The quandary? How to present my work, especially my novels, so the agents and publishers will see them as part of a unified marketable whole. My novels do not tend easily to fall into an established category. This makes it hard for agents and publishers to see a way to promote me, or to isolate an audience my work will appeal to. So I need a kind of market imprint, a trademark, a branding of sorts, so that they can make Gene Stewart your one-stop shopping source for a given consistent experience.
Tough, hm?
Jay Lake, fellow member of the Omaha Beach Party, who from Seattle each month, published Mainspring and Escapement through Tor, so they became his most visible works. They are both set in a world that takes the Clockmaker’s Universe literally — the planets all move on big brass gears and so on — so he coined the term Clockpunk to describe this. It’s become a sliver genre and he was its main source.
Good marketing. You like this, here’s where to get more.
Okay, so Susie and I discussed my novels. What, if anything, do they have in common. And we came up with epiphany. All of them, in one way or another, deal with an individual confronting an unseen, unknown world, or hidden agenda, and having to deal with the consequences of a wider viewpoint. That is epiphany.
Well, okay, fine, but now we need a way to express that, one that looks good or sounds catchy, etc. We were fooling around with the -punk suffix, the blank-punk formula, like Cyberpunk, Steampunk, Clockpunk, etc. All we came up with were the lame Epiphapunk, or the confusing Eurekapunk.
Neither of those were going to work.
Then I dug back into my search for a term to describe my writing in terms of realism. I’d jokingly called it Gothic Realism, but that’s inaccurate, as I don’t use moldy castles and vampires, even if I do often capture the eeriness. I looked at irreality, noir, and surrealism, and many others both academically formal and otherwise, but none fit my work well.
Words are not story.
Then it struck me: what I’m writing is, always one way or another, mystical. It peers, or leaps, into other worlds, and deals with unseen forces. Mysticism informs the work. Revelations, epiphanies, and the shamanic experience infuse my work. Most of what I write includes such tropes and topos as hallucinatory changes, encounters with strange Others, and so on.
So I dug into all that and also into Fiction as a conceptual term, looking into the academia.
What I came up with is this:
Mystical realism describes what I’m up to most of the time. Mysticism informs all my work, be it writing, art, or music, fine, but Mystipunk sounds too much like Mistah Punk. We can’t really call it Mystic Punk, either, because the punk part is a wobbly fit at best, and the term sounds stupid anyway.

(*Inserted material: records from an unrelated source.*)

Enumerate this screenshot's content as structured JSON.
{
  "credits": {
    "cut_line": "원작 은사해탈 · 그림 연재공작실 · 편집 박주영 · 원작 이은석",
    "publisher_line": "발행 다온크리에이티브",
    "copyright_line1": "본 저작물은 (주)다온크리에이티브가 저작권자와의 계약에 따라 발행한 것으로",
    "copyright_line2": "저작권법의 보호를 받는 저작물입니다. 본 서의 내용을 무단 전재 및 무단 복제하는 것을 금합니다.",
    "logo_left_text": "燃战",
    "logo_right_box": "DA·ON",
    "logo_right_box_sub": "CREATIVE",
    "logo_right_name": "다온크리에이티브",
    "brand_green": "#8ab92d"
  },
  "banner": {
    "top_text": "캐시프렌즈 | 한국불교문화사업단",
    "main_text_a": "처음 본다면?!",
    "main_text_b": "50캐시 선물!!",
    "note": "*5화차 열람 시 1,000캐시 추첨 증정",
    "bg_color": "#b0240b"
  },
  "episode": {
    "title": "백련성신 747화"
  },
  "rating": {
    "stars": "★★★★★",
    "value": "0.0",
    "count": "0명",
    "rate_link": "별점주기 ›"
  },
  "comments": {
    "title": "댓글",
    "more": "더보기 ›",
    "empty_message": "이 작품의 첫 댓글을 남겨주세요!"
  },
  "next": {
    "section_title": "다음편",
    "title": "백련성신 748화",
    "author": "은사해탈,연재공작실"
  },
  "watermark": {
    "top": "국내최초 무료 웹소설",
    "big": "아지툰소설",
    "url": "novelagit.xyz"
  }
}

I write mystica. I present the Vista Mystica, the mystical vision, or involve my characters in it. Here, then, is the term I’ve created:
Fictamystica.
It is the fiction of mystical realism.
Fictamystica includes such mottos, watchwords, and principles as: Nonfactual truth, avoiding facts to reveal a truth, and the notion that in story lies reality. Want facts? Read nonfiction. Want truth? Fictamystica. The notion that only by telling a story can a truth be revealed is an ancient one.
I can see sayings pulled from such ideas appearing on tee shirts and used in essays, articles, and reviews. It’s a good promotable movement with a commercially sexy & marketable aspect to it, with many evocative, intriguing memes attached to it.Best of all, it developed without me noticing, naturally, over the course of my 42 years of writing. It’s not a label to be slapped onto any old container, it is an organic result of growth, the grain in my fiction’s wood.
Finally I’ll have an answer when people find out I’m a writer and ask me what I write.
I write to reveal what words cannot say.Fictamystica.